My simulation of the DCON achieves the same effect by selecting either the red, green, or blue color component in each pixel. Just move the mouse pointer around to see how different colors are reproduced. You'll notice strong diagonal patterns, but remember, on the actual display the pixels are only half as large. Note that the actual DCON optionally applies a bit of anti-aliasing in hardware which is not simulated here. It helps reproducing fine structures and depicts colors more accurately. Additionally, the simulation shows a magnified image to better illustrate the principle, but it is not accurate because the reflective area of each pixel is not depicted. Maybe I can add this in a later version.

I made the simulation using Squeak / Etoys, which is one of the programming environments on the OLPC machine, but also works on Windows, Mac OS X, Linux, and many more systems. If you run the simulation on the actual laptop (download the project, place it in /home/olpc/.sugar/default/etoys/MyEtoys, run Etoys, choose Load Project), then you should close the small simulated screen and just leave the magnified view open.

For the interactive simulation, download Squeak (this version installs both, a regular application and a browser plugin), then click here to run the simulation in your browser, or download the project file, launch Squeak, and drop the project into it.

Intel-Mac users
beware, the plugin is not supported directly yet. To see the project in Safari, you have to quit Safari, set it to open in Rosetta (select Safari in the finder, press Cmd-i), and reopen. Or, use the download method, Squeak itself is running fine on Intel Mac, it's just the browser plugin that's making problems.

Friday, February 16, 2007

OpenGL in a Workspace

On some modern Linux systems, Croquet does not work anymore because OpenGL failes to initialize. Now, I originally wrote that code, and it worked fine for years. So it can't possibly be buggy, right? Jens Lincke of impara tracked it down to the "Composite" extension that is enabled by default nowadays. With Composite disabled, it works, enable it, and it does not.

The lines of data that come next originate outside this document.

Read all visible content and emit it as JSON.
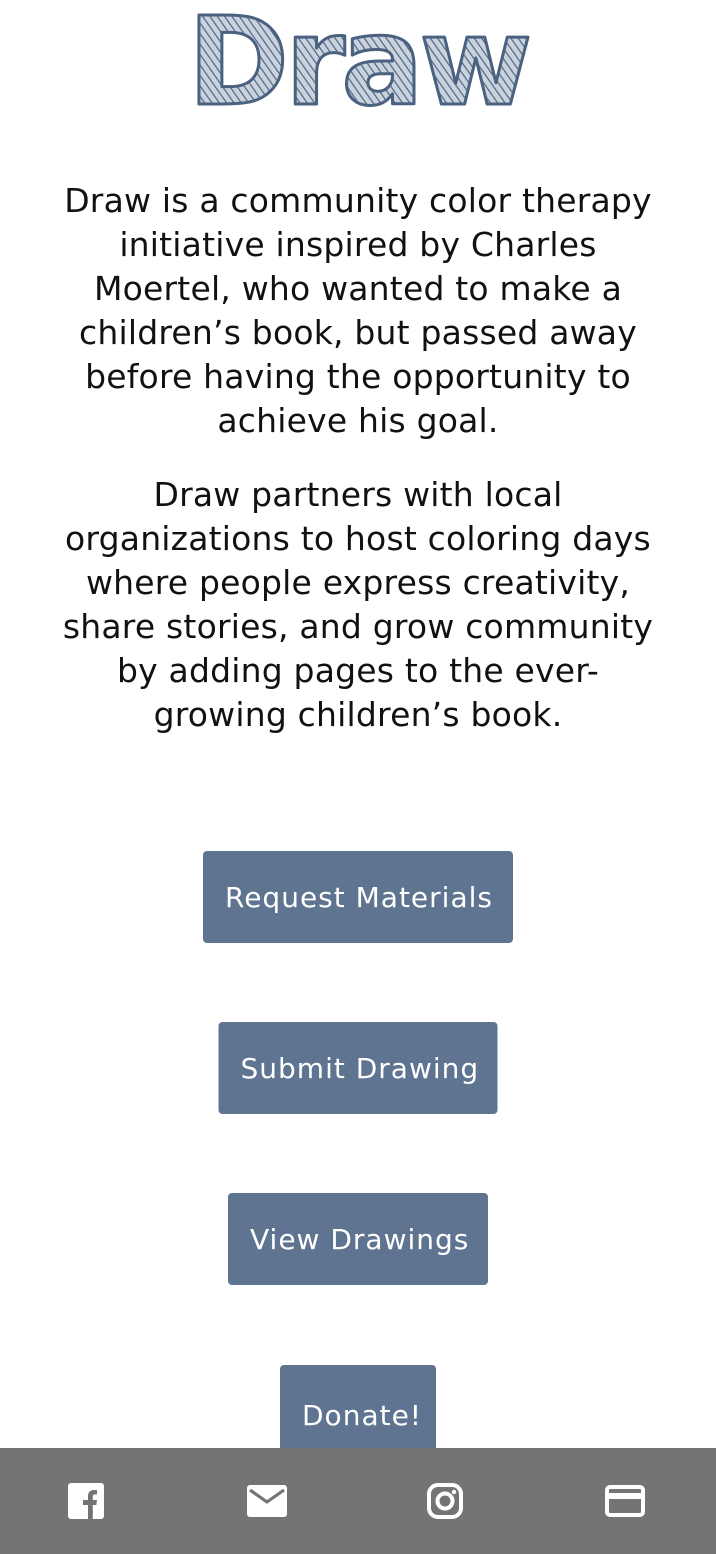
{
  "header": {
    "logo_text": "Draw"
  },
  "about": {
    "paragraph1": "Draw is a community color therapy initiative inspired by Charles Moertel, who wanted to make a children’s book, but passed away before having the opportunity to achieve his goal.",
    "paragraph2": "Draw partners with local organizations to host coloring days where people express creativity, share stories, and grow community by adding pages to the ever-growing children’s book."
  },
  "actions": {
    "request_materials": "Request Materials",
    "submit_drawing": "Submit Drawing",
    "view_drawings": "View Drawings",
    "donate": "Donate!"
  },
  "footer": {
    "icons": [
      "facebook-icon",
      "mail-icon",
      "instagram-icon",
      "credit-card-icon"
    ]
  },
  "colors": {
    "accent": "#5e7490",
    "footer_bg": "#747474",
    "logo_fill": "#5c728e"
  }
}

So I turned to NVIDIA for help, thinking their driver might be buggy. Had to give them an easy way to reproduce the problem, this is the snippet I came up with:
| ogl green |
ogl := OpenGL newIn: (0@0 extent: 100@100).
green := 1.
[[
ogl glClearColor(0, green, 0, 1).
ogl glClear(16r4000).
ogl swapBuffers.
Sensor waitClickButton.
green := 1 - green.
] repeat] ensure: [ogl destroy]
Beauty, eh? ;-) I guess nobody has done this in a workspace for a long time. Stop it with Alt-.

Anyway, NVIDIA could reproduce the problem, and found our bug:
[...] the app is trying to create a depth 24 child window of a depth 32 parent and the app specifies neither a border pixel nor a border pixmap.
Doh! I forgot to specify the border! We were just lucky that this did not happen before. Jens and y.t. made a patch, should be in the next VM. And big thanks to NVIDIA developer support!

Tuesday, January 30, 2007

Stripped XO

Early in January, my laptop was the star of a photo shooting for the German issue of MIT's Technology Review. We took off the plastic enclosure of the "brick", it was pretty interesting, for example to see how the whole display in its metallic housing is carefully held by rubber mounts.

This photograph was published in the magazin's current issue (02/07), along with a shot of the main board (which sits behind the display). The accompanying text not only provided a description of the parts, but also highlighted some design decisions that makes it unique hardware-wise. OLPC's educational goals were already reported on in the previous issue.




Image courtesy of http://www.heise.de/tr/magazin/

The colors are off for some reason after uploading to blogger - they were fine on my disk. Sorry.